Spain overhauled its banks for the fifth time in three years on Friday in order to secure up to 100 billion euros ($125 billion) in European aid for lenders crushed by bad loans resulting from the country’s extended property market crash.

The government created a so-called bad bank to take over tens of billions of euros in defaulted loans and unsaleable property and to accelerate the clean-up of the banking sector, Economy Minister Luis de Guindos said.

The bad bank will begin operating in late November or early December, exist for between 10 and 15 years, and is intended to be profitable over that period so that Spanish taxpayers do not bear the burden of the bank rescue operation.

"The prices of these assets (that banks transfer to the bad bank) must ensure that the entity does not generate losses during its lifetime, something that is very important to minimize the impact on taxpayers," de Guindos told a news conference.

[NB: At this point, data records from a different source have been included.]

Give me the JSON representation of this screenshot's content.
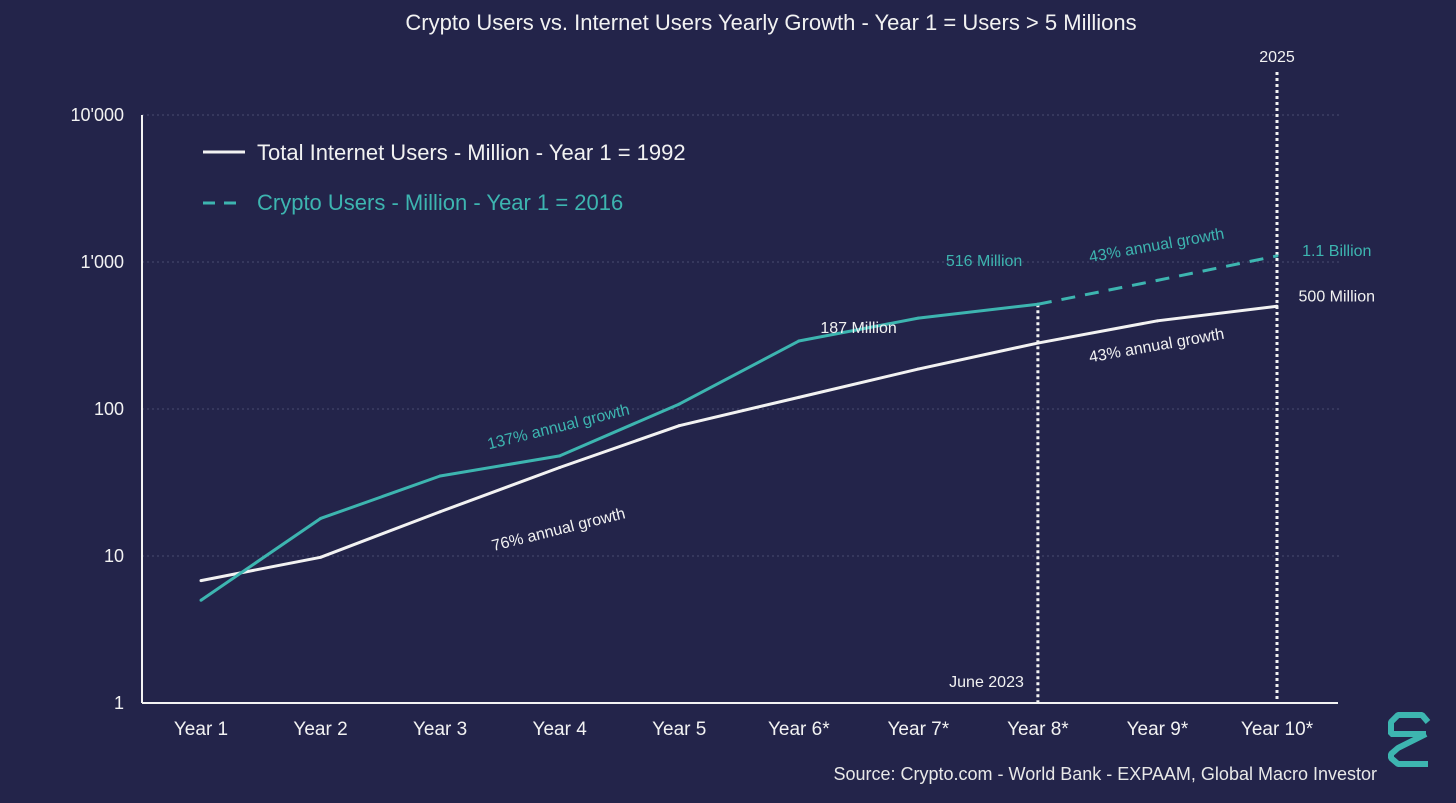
{
  "chart_data": {
    "type": "line",
    "title": "Crypto Users vs. Internet Users Yearly Growth - Year 1 = Users > 5 Millions",
    "yscale": "log",
    "ylim": [
      1,
      10000
    ],
    "yticks": [
      {
        "value": 1,
        "label": "1"
      },
      {
        "value": 10,
        "label": "10"
      },
      {
        "value": 100,
        "label": "100"
      },
      {
        "value": 1000,
        "label": "1'000"
      },
      {
        "value": 10000,
        "label": "10'000"
      }
    ],
    "grid": true,
    "categories": [
      "Year 1",
      "Year 2",
      "Year 3",
      "Year 4",
      "Year 5",
      "Year 6*",
      "Year 7*",
      "Year 8*",
      "Year 9*",
      "Year 10*"
    ],
    "legend_position": "top-left",
    "series": [
      {
        "name": "Total Internet Users - Million - Year 1 = 1992",
        "color": "#f2f2f2",
        "style": "solid",
        "values": [
          6.8,
          9.8,
          20,
          40,
          77,
          120,
          187,
          281,
          398,
          500
        ]
      },
      {
        "name": "Crypto Users - Million - Year 1 = 2016",
        "color": "#3db5b0",
        "style": "solid",
        "values": [
          5,
          18,
          35,
          48,
          108,
          290,
          415,
          516,
          null,
          null
        ]
      },
      {
        "name": "Crypto Users projection",
        "color": "#3db5b0",
        "style": "dashed",
        "values": [
          null,
          null,
          null,
          null,
          null,
          null,
          null,
          516,
          750,
          1100
        ]
      }
    ],
    "vlines": [
      {
        "category_index": 7,
        "label": "June 2023",
        "label_position": "bottom"
      },
      {
        "category_index": 9,
        "label": "2025",
        "label_position": "top"
      }
    ],
    "annotations": [
      {
        "text": "137% annual growth",
        "color": "#3db5b0",
        "near": [
          3,
          70
        ],
        "angle": -14
      },
      {
        "text": "76% annual growth",
        "color": "#f2f2f2",
        "near": [
          3.0,
          14
        ],
        "angle": -14
      },
      {
        "text": "187 Million",
        "color": "#f2f2f2",
        "near": [
          5.5,
          330
        ],
        "angle": 0
      },
      {
        "text": "516 Million",
        "color": "#3db5b0",
        "near": [
          6.55,
          940
        ],
        "angle": 0
      },
      {
        "text": "43% annual growth",
        "color": "#3db5b0",
        "near": [
          8.0,
          1200
        ],
        "angle": -10
      },
      {
        "text": "43% annual growth",
        "color": "#f2f2f2",
        "near": [
          8.0,
          250
        ],
        "angle": -10
      },
      {
        "text": "1.1 Billion",
        "color": "#3db5b0",
        "near": [
          9.5,
          1100
        ],
        "angle": 0
      },
      {
        "text": "500 Million",
        "color": "#f2f2f2",
        "near": [
          9.5,
          540
        ],
        "angle": 0
      }
    ],
    "source": "Source: Crypto.com - World Bank - EXPAAM, Global Macro Investor"
  },
  "colors": {
    "background": "#23244a",
    "teal": "#3db5b0",
    "white": "#f2f2f2"
  }
}
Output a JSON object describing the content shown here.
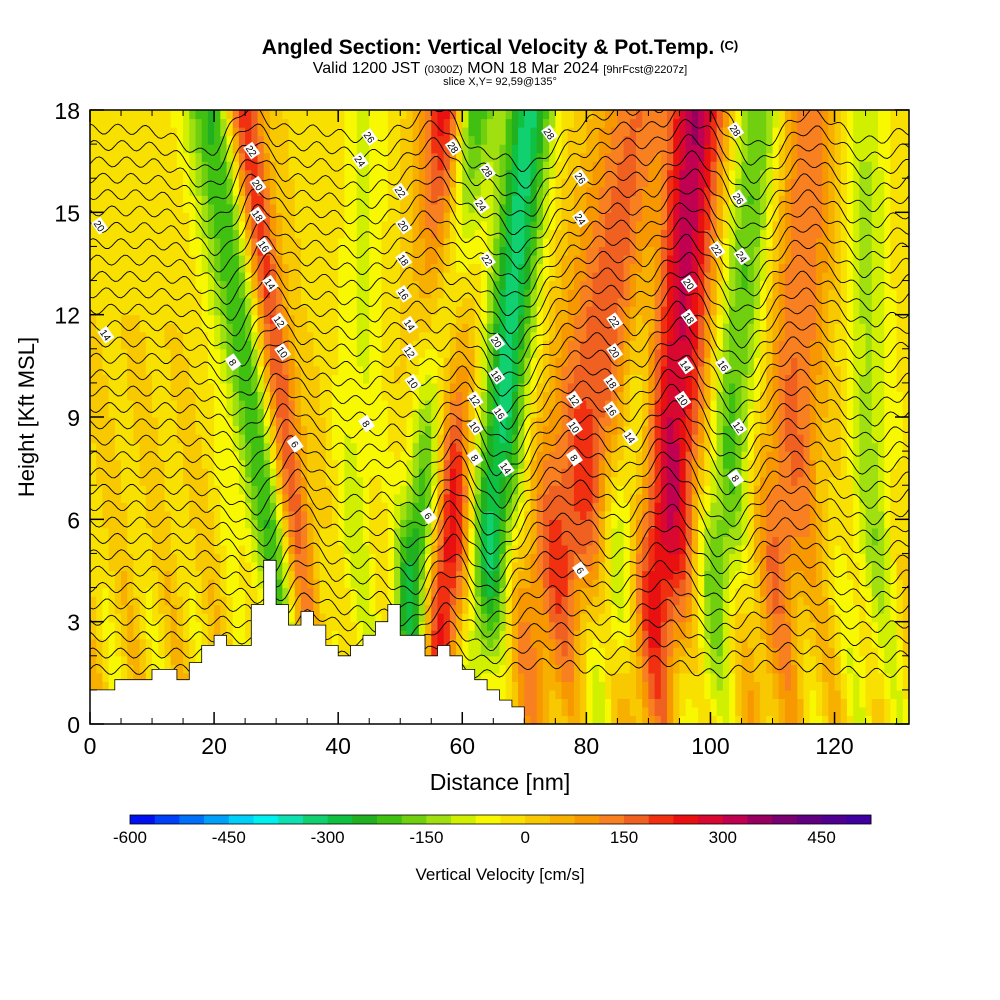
{
  "header": {
    "title": "Angled Section: Vertical Velocity & Pot.Temp.",
    "title_mark": "(C)",
    "valid_prefix": "Valid 1200 JST",
    "valid_utc": "(0300Z)",
    "valid_date": "MON 18 Mar 2024",
    "forecast": "[9hrFcst@2207z]",
    "slice": "slice X,Y= 92,59@135°"
  },
  "chart_data": {
    "type": "heatmap",
    "xlabel": "Distance [nm]",
    "ylabel": "Height [Kft MSL]",
    "xlim": [
      0,
      132
    ],
    "ylim": [
      0,
      18
    ],
    "x_ticks": [
      0,
      20,
      40,
      60,
      80,
      100,
      120
    ],
    "y_ticks": [
      0,
      3,
      6,
      9,
      12,
      15,
      18
    ],
    "colorbar": {
      "label": "Vertical Velocity [cm/s]",
      "ticks": [
        -600,
        -450,
        -300,
        -150,
        0,
        150,
        300,
        450
      ],
      "tick_labels": [
        "-600",
        "-450",
        "-300",
        "-150",
        "0",
        "150",
        "300",
        "450"
      ],
      "min": -600,
      "max": 525,
      "step": 37.5,
      "colors": [
        "#0010f0",
        "#0040f8",
        "#0070f8",
        "#00a0f8",
        "#00d0f8",
        "#00f0f0",
        "#10e0b0",
        "#10d070",
        "#10c040",
        "#20b020",
        "#40c010",
        "#70d010",
        "#a0e010",
        "#d0f000",
        "#f8f800",
        "#f8e000",
        "#f8c800",
        "#f8b000",
        "#f89800",
        "#f88020",
        "#f06020",
        "#f03010",
        "#e81010",
        "#d80830",
        "#c00050",
        "#980060",
        "#780070",
        "#600080",
        "#500090",
        "#4000a0"
      ]
    },
    "terrain_profile": {
      "x": [
        0,
        4,
        4,
        10,
        10,
        14,
        14,
        16,
        16,
        18,
        18,
        20,
        20,
        22,
        22,
        26,
        26,
        28,
        28,
        30,
        30,
        32,
        32,
        34,
        34,
        36,
        36,
        38,
        38,
        40,
        40,
        42,
        42,
        44,
        44,
        46,
        46,
        48,
        48,
        50,
        50,
        54,
        54,
        56,
        56,
        58,
        58,
        60,
        60,
        62,
        62,
        64,
        64,
        66,
        66,
        68,
        68,
        70
      ],
      "y": [
        1.0,
        1.0,
        1.3,
        1.3,
        1.6,
        1.6,
        1.3,
        1.3,
        1.8,
        1.8,
        2.3,
        2.3,
        2.6,
        2.6,
        2.3,
        2.3,
        3.5,
        3.5,
        4.8,
        4.8,
        3.5,
        3.5,
        2.9,
        2.9,
        3.3,
        3.3,
        2.9,
        2.9,
        2.3,
        2.3,
        2.0,
        2.0,
        2.3,
        2.3,
        2.6,
        2.6,
        3.0,
        3.0,
        3.5,
        3.5,
        2.6,
        2.6,
        2.0,
        2.0,
        2.3,
        2.3,
        2.0,
        2.0,
        1.6,
        1.6,
        1.3,
        1.3,
        1.0,
        1.0,
        0.7,
        0.7,
        0.5,
        0.5
      ]
    },
    "velocity_bands": [
      {
        "center": 30,
        "value": -250,
        "width": 5,
        "tilt": -0.7
      },
      {
        "center": 33,
        "value": 320,
        "width": 3,
        "tilt": -0.6
      },
      {
        "center": 43,
        "value": -80,
        "width": 4,
        "tilt": 0.1
      },
      {
        "center": 54,
        "value": -420,
        "width": 3.5,
        "tilt": 0.5
      },
      {
        "center": 57,
        "value": 400,
        "width": 4,
        "tilt": 0.1
      },
      {
        "center": 65,
        "value": -320,
        "width": 4,
        "tilt": 0.4
      },
      {
        "center": 78,
        "value": 200,
        "width": 8,
        "tilt": 0.9
      },
      {
        "center": 86,
        "value": -180,
        "width": 4,
        "tilt": 0.5
      },
      {
        "center": 93,
        "value": 300,
        "width": 5,
        "tilt": 0.3
      },
      {
        "center": 102,
        "value": -200,
        "width": 4,
        "tilt": 0.4
      },
      {
        "center": 112,
        "value": 150,
        "width": 5,
        "tilt": 0.3
      },
      {
        "center": 126,
        "value": -120,
        "width": 4,
        "tilt": -0.1
      }
    ],
    "isentrope_labels": [
      {
        "text": "26",
        "x": 45,
        "y": 17.2
      },
      {
        "text": "24",
        "x": 43.5,
        "y": 16.5
      },
      {
        "text": "22",
        "x": 26,
        "y": 16.8
      },
      {
        "text": "20",
        "x": 27,
        "y": 15.8
      },
      {
        "text": "18",
        "x": 27,
        "y": 14.9
      },
      {
        "text": "16",
        "x": 28,
        "y": 14.0
      },
      {
        "text": "14",
        "x": 29,
        "y": 12.9
      },
      {
        "text": "12",
        "x": 30.5,
        "y": 11.8
      },
      {
        "text": "10",
        "x": 31,
        "y": 10.9
      },
      {
        "text": "8",
        "x": 23,
        "y": 10.6
      },
      {
        "text": "6",
        "x": 33,
        "y": 8.2
      },
      {
        "text": "20",
        "x": 1.5,
        "y": 14.6
      },
      {
        "text": "14",
        "x": 2.5,
        "y": 11.4
      },
      {
        "text": "22",
        "x": 50,
        "y": 15.6
      },
      {
        "text": "20",
        "x": 50.5,
        "y": 14.6
      },
      {
        "text": "18",
        "x": 50.5,
        "y": 13.6
      },
      {
        "text": "16",
        "x": 50.5,
        "y": 12.6
      },
      {
        "text": "14",
        "x": 51.5,
        "y": 11.7
      },
      {
        "text": "12",
        "x": 51.5,
        "y": 10.9
      },
      {
        "text": "10",
        "x": 52,
        "y": 10.0
      },
      {
        "text": "8",
        "x": 44.5,
        "y": 8.8
      },
      {
        "text": "6",
        "x": 54.5,
        "y": 6.1
      },
      {
        "text": "28",
        "x": 58.5,
        "y": 16.9
      },
      {
        "text": "28",
        "x": 64,
        "y": 16.2
      },
      {
        "text": "24",
        "x": 63,
        "y": 15.2
      },
      {
        "text": "22",
        "x": 64,
        "y": 13.6
      },
      {
        "text": "20",
        "x": 65.5,
        "y": 11.2
      },
      {
        "text": "18",
        "x": 65.5,
        "y": 10.2
      },
      {
        "text": "16",
        "x": 66,
        "y": 9.1
      },
      {
        "text": "14",
        "x": 67,
        "y": 7.5
      },
      {
        "text": "12",
        "x": 62,
        "y": 9.5
      },
      {
        "text": "10",
        "x": 62,
        "y": 8.7
      },
      {
        "text": "8",
        "x": 62,
        "y": 7.8
      },
      {
        "text": "28",
        "x": 74,
        "y": 17.3
      },
      {
        "text": "26",
        "x": 79,
        "y": 16.0
      },
      {
        "text": "24",
        "x": 79,
        "y": 14.8
      },
      {
        "text": "22",
        "x": 84.5,
        "y": 11.8
      },
      {
        "text": "20",
        "x": 84.5,
        "y": 10.9
      },
      {
        "text": "18",
        "x": 84,
        "y": 10.0
      },
      {
        "text": "16",
        "x": 84,
        "y": 9.2
      },
      {
        "text": "14",
        "x": 87,
        "y": 8.4
      },
      {
        "text": "12",
        "x": 78,
        "y": 9.5
      },
      {
        "text": "10",
        "x": 78,
        "y": 8.7
      },
      {
        "text": "8",
        "x": 78,
        "y": 7.8
      },
      {
        "text": "6",
        "x": 79,
        "y": 4.5
      },
      {
        "text": "28",
        "x": 104,
        "y": 17.4
      },
      {
        "text": "26",
        "x": 104.5,
        "y": 15.4
      },
      {
        "text": "24",
        "x": 105,
        "y": 13.7
      },
      {
        "text": "22",
        "x": 101,
        "y": 13.9
      },
      {
        "text": "20",
        "x": 96.5,
        "y": 12.9
      },
      {
        "text": "18",
        "x": 96.5,
        "y": 11.9
      },
      {
        "text": "16",
        "x": 102,
        "y": 10.5
      },
      {
        "text": "14",
        "x": 96,
        "y": 10.5
      },
      {
        "text": "12",
        "x": 104.5,
        "y": 8.7
      },
      {
        "text": "10",
        "x": 95.5,
        "y": 9.5
      },
      {
        "text": "8",
        "x": 104,
        "y": 7.2
      }
    ]
  }
}
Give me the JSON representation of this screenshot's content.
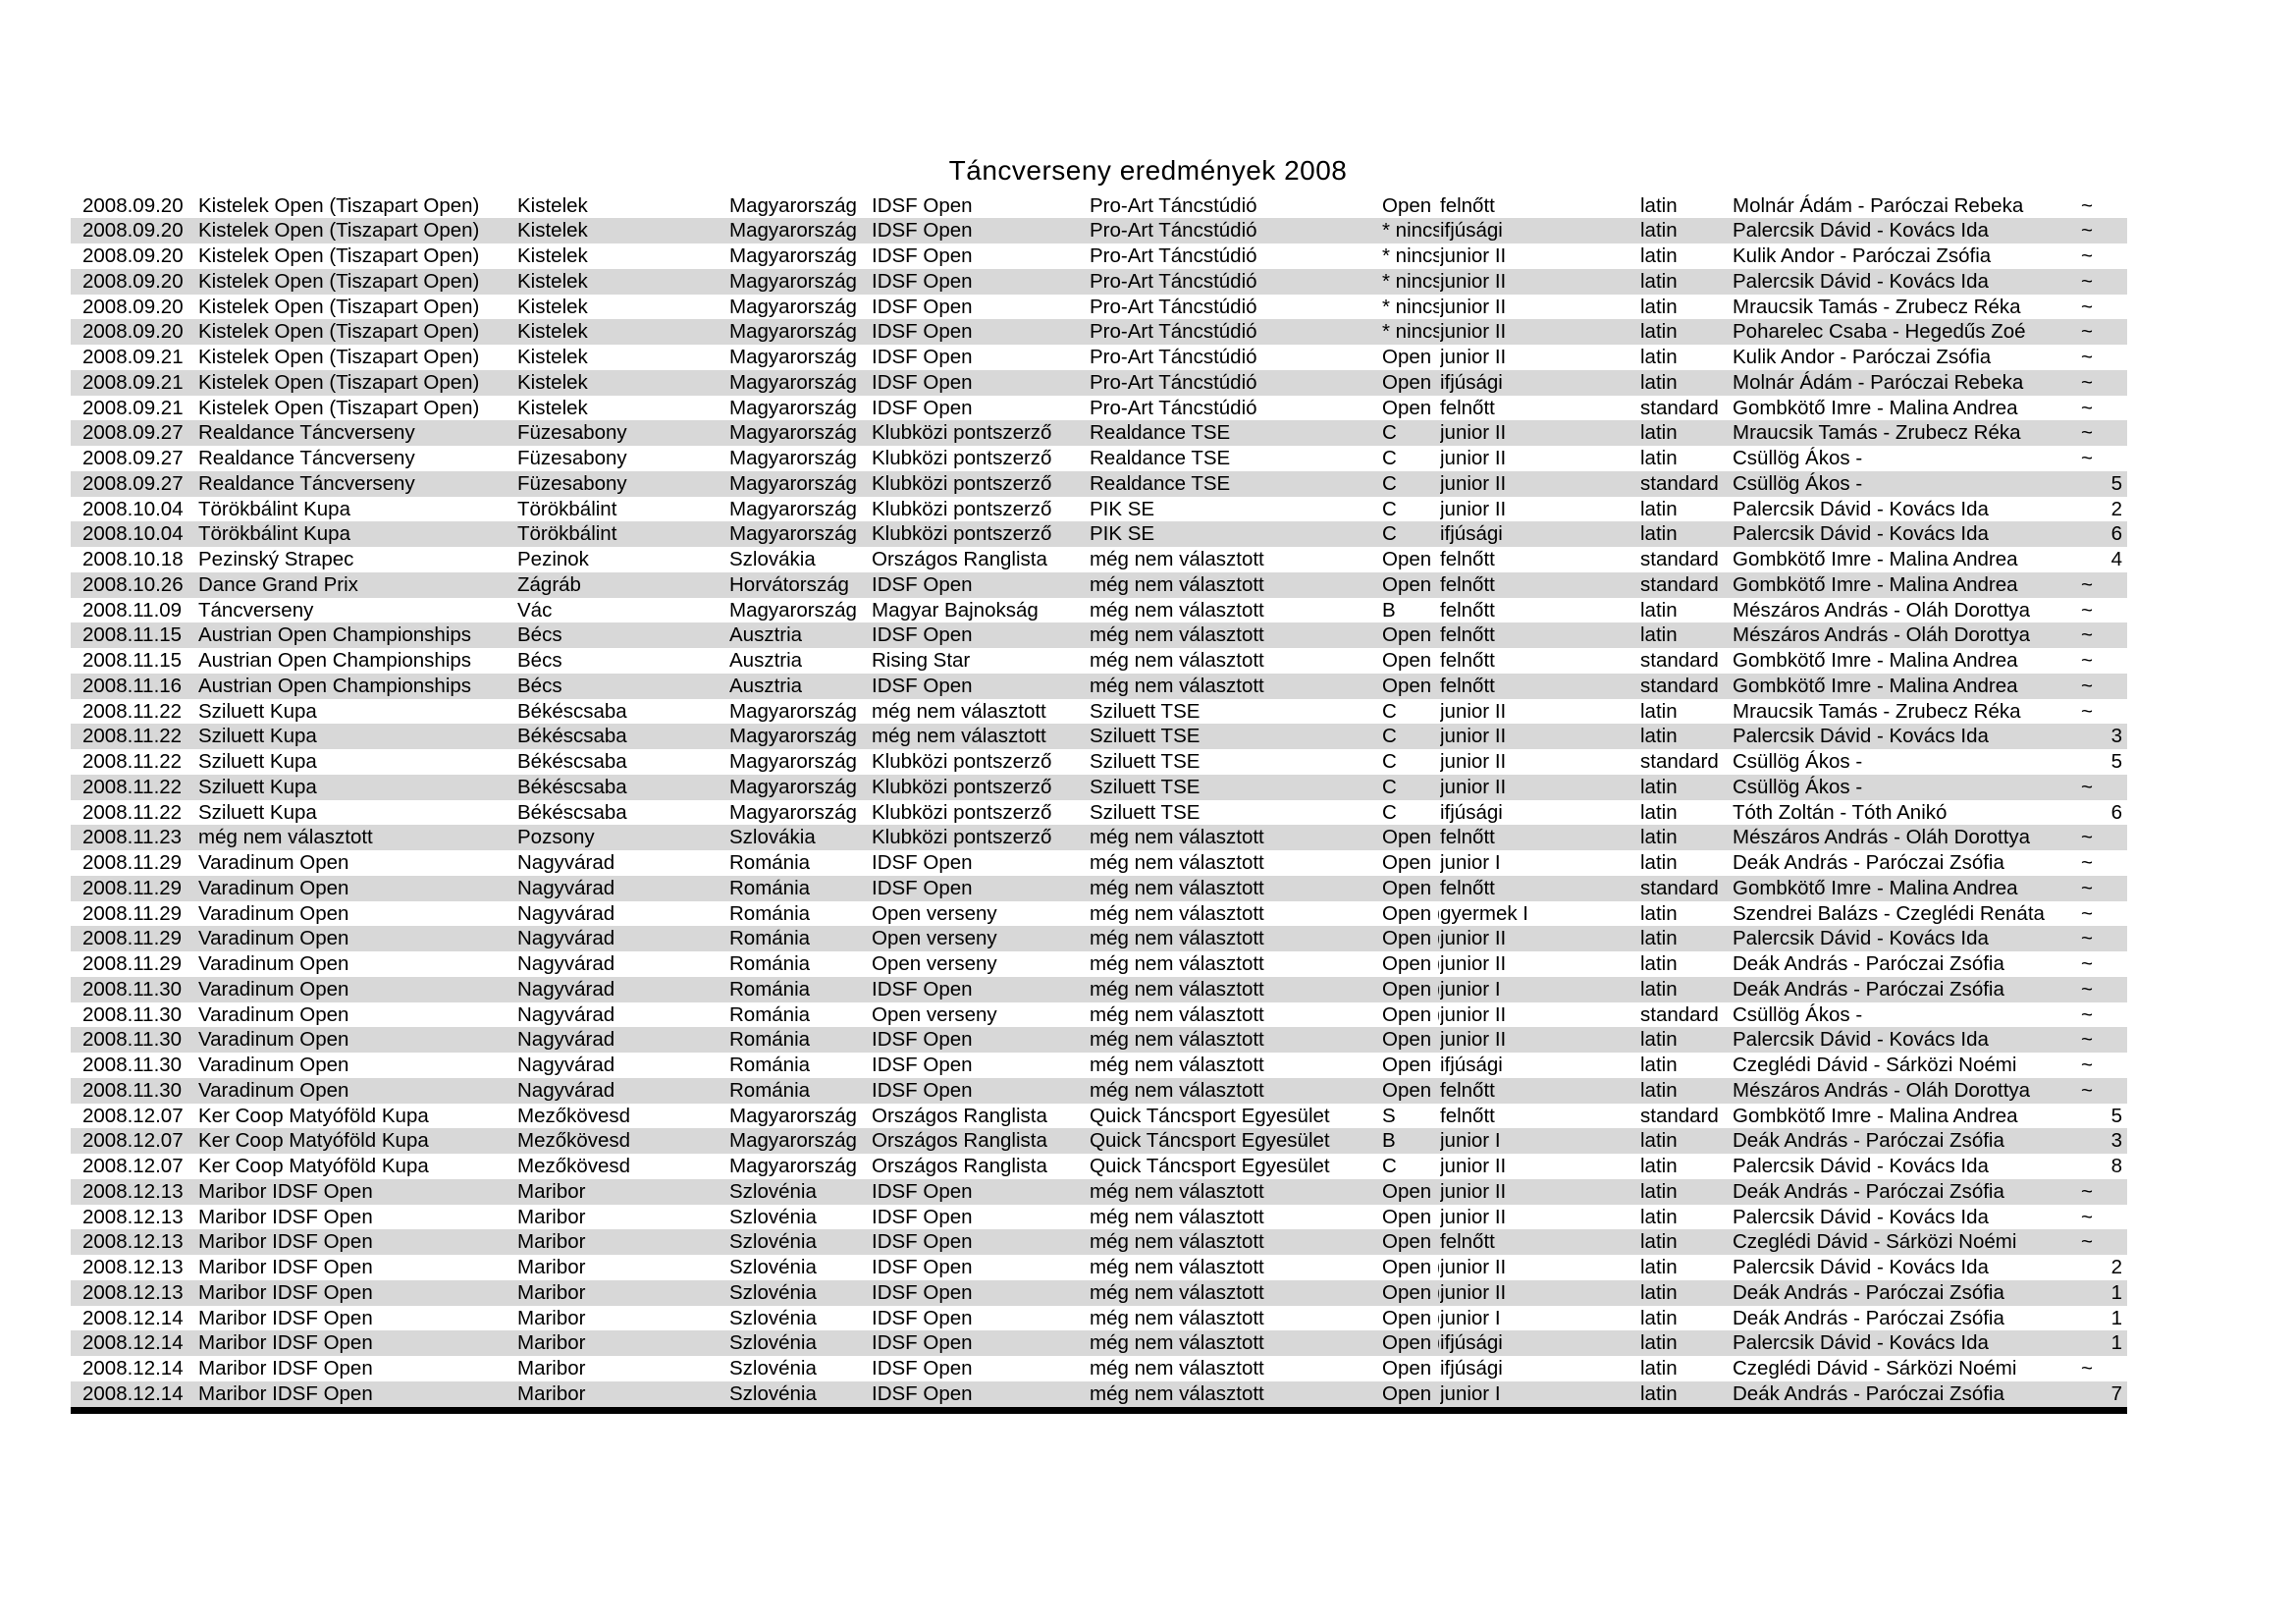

De Guindos also announced new rules for quicker and easier government takeovers of problem banks, a cut in pay for executives at banks that have been rescued by the state, and regulations that will keep banks from selling complex securities to unsophisticated investors.

Spain asked for a European rescue for its banks in June after it took over Bankia, a large lender that was particularly exposed to the property market, and found that it needed 19 billion euros to cover its losses.

De Guindos said Bankia could get emergency liquidity from the government before the European rescue funds are disbursed.